A Boulud disciple, Bertrand Chemel, now the chef at 2941 in Falls Church, turned to Cuisine Solutions recently for help with a braised-beef-short-rib dish that was featured on both a banquet menu and a Restaurant Week menu. Having been trained in the technology at Daniel, Boulud’s celebrated Manhattan restaurant, Chemel wasn’t just familiar with the immersion-bath process but also comfortable with it. He understood its uses, particularly in subduing tougher cuts of meat. With his standard menu, he liked having total control over every operation in the kitchen, but at high volume it was hard to resist the allure of outsourcing the short ribs to the lab.

This same rationale appeals to the overtaxed kitchens of the area’s Hilton, Marriott, and Gaylord properties, where galas for thousands are the norm. The lab’s technology—with its promise of a new, improved variation of the boil-in-the-bag cooking that has long defined the rubber-chicken circuit—is no longer just a luxury, a tool to experiment with; increasingly, it’s becoming a necessity.

The fast-food giant Chipotle was among the first to realize the lab’s potential value. Ever wonder about the uncanny quality and consistency of the long-cooked morsels of pork, chicken, and steak tucked into all those thousands of burritos and tacos? Representatives of the chain were schooled in the particulars of the sous-vide method by the Alexandria lab at a seminar. It wasn’t much later that Chipotle decided to eliminate the middle man and built its own large-scale, immersion-bath-based lab to assist in the high-grade mass production of its chicken and rice and beans.

Bucher believes the day isn’t far off when we’ll see the first lab-centered restaurant. He cites the example of the chain Panera Bread, which has no kitchen equipment yet produces a salmon club and grilled-salmon salad, both with the help of Cuisine Solutions.

“I could totally see a restaurant with no kitchen, really,” Bucher says, “just a small storage area and everything coming in in bags and being reheated and finished on a small grill.

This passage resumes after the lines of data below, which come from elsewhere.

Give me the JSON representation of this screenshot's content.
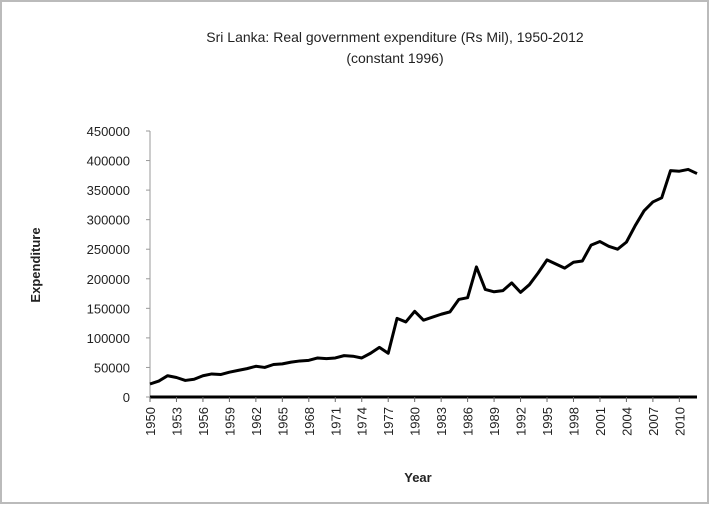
{
  "chart_data": {
    "type": "line",
    "title": "Sri Lanka: Real government expenditure (Rs Mil), 1950-2012",
    "subtitle": "(constant 1996)",
    "x_label": "Year",
    "y_label": "Expenditure",
    "x": [
      1950,
      1951,
      1952,
      1953,
      1954,
      1955,
      1956,
      1957,
      1958,
      1959,
      1960,
      1961,
      1962,
      1963,
      1964,
      1965,
      1966,
      1967,
      1968,
      1969,
      1970,
      1971,
      1972,
      1973,
      1974,
      1975,
      1976,
      1977,
      1978,
      1979,
      1980,
      1981,
      1982,
      1983,
      1984,
      1985,
      1986,
      1987,
      1988,
      1989,
      1990,
      1991,
      1992,
      1993,
      1994,
      1995,
      1996,
      1997,
      1998,
      1999,
      2000,
      2001,
      2002,
      2003,
      2004,
      2005,
      2006,
      2007,
      2008,
      2009,
      2010,
      2011,
      2012
    ],
    "values": [
      22000,
      27000,
      36000,
      33000,
      28000,
      30000,
      36000,
      39000,
      38000,
      42000,
      45000,
      48000,
      52000,
      50000,
      55000,
      56000,
      59000,
      61000,
      62000,
      66000,
      65000,
      66000,
      70000,
      69000,
      66000,
      74000,
      84000,
      74000,
      133000,
      127000,
      145000,
      130000,
      135000,
      140000,
      144000,
      165000,
      168000,
      220000,
      182000,
      178000,
      180000,
      193000,
      177000,
      190000,
      210000,
      232000,
      225000,
      218000,
      228000,
      230000,
      257000,
      263000,
      255000,
      250000,
      262000,
      290000,
      315000,
      330000,
      337000,
      383000,
      382000,
      385000,
      378000
    ],
    "color": "#000000",
    "xlim": [
      1950,
      2012
    ],
    "xticks": [
      1950,
      1953,
      1956,
      1959,
      1962,
      1965,
      1968,
      1971,
      1974,
      1977,
      1980,
      1983,
      1986,
      1989,
      1992,
      1995,
      1998,
      2001,
      2004,
      2007,
      2010
    ],
    "ylim": [
      0,
      450000
    ],
    "yticks": [
      0,
      50000,
      100000,
      150000,
      200000,
      250000,
      300000,
      350000,
      400000,
      450000
    ],
    "grid": false
  }
}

You look at the success of some of the food carts, working in such tight quarters, and it’s not so far-fetched. Plus, the quality is there. You can taste it.”

But even as the most enthusiastic proponents of the technology embrace its many uses, they’re increasingly leery of diners learning of their enthusiasm. Leery of customers seeing them as ceding control of their craft—a craft that, for all its advances, is rooted in tradition and that demands of its practitioners a passionate, hands-on devotion.

Daniel Boulud, I learned during my research, was antsy about this story. Many at the lab are a little on guard, too—welcoming the attention but uneasy with the prospect of being outed for playing such a role. The job of those who work behind the scenes, after all, is to make the chefs look good, not compete for the spotlight.

Michel Richard went so far as to request an advance copy of this article—underscoring his uneasiness with being portrayed as an avatar of the new technology.

I was unpersuaded, but weeks earlier, over the phone, he had made a convincing case to me for the lab’s role in his world. I didn’t hear a chef in thrall to a new toy; instead Richard spoke with a disarming humility and openness, particularly for someone so celebrated. The lab wasn’t an appendage to his kitchens—it was a full-fledged partner in his operations, a creative accomplice.

“It is,” he said, “a part of my mind when I create new dishes now. I will still use the old style of cooking—sautéing, braising, baking, roasting. But why not take advantage of the new tools?”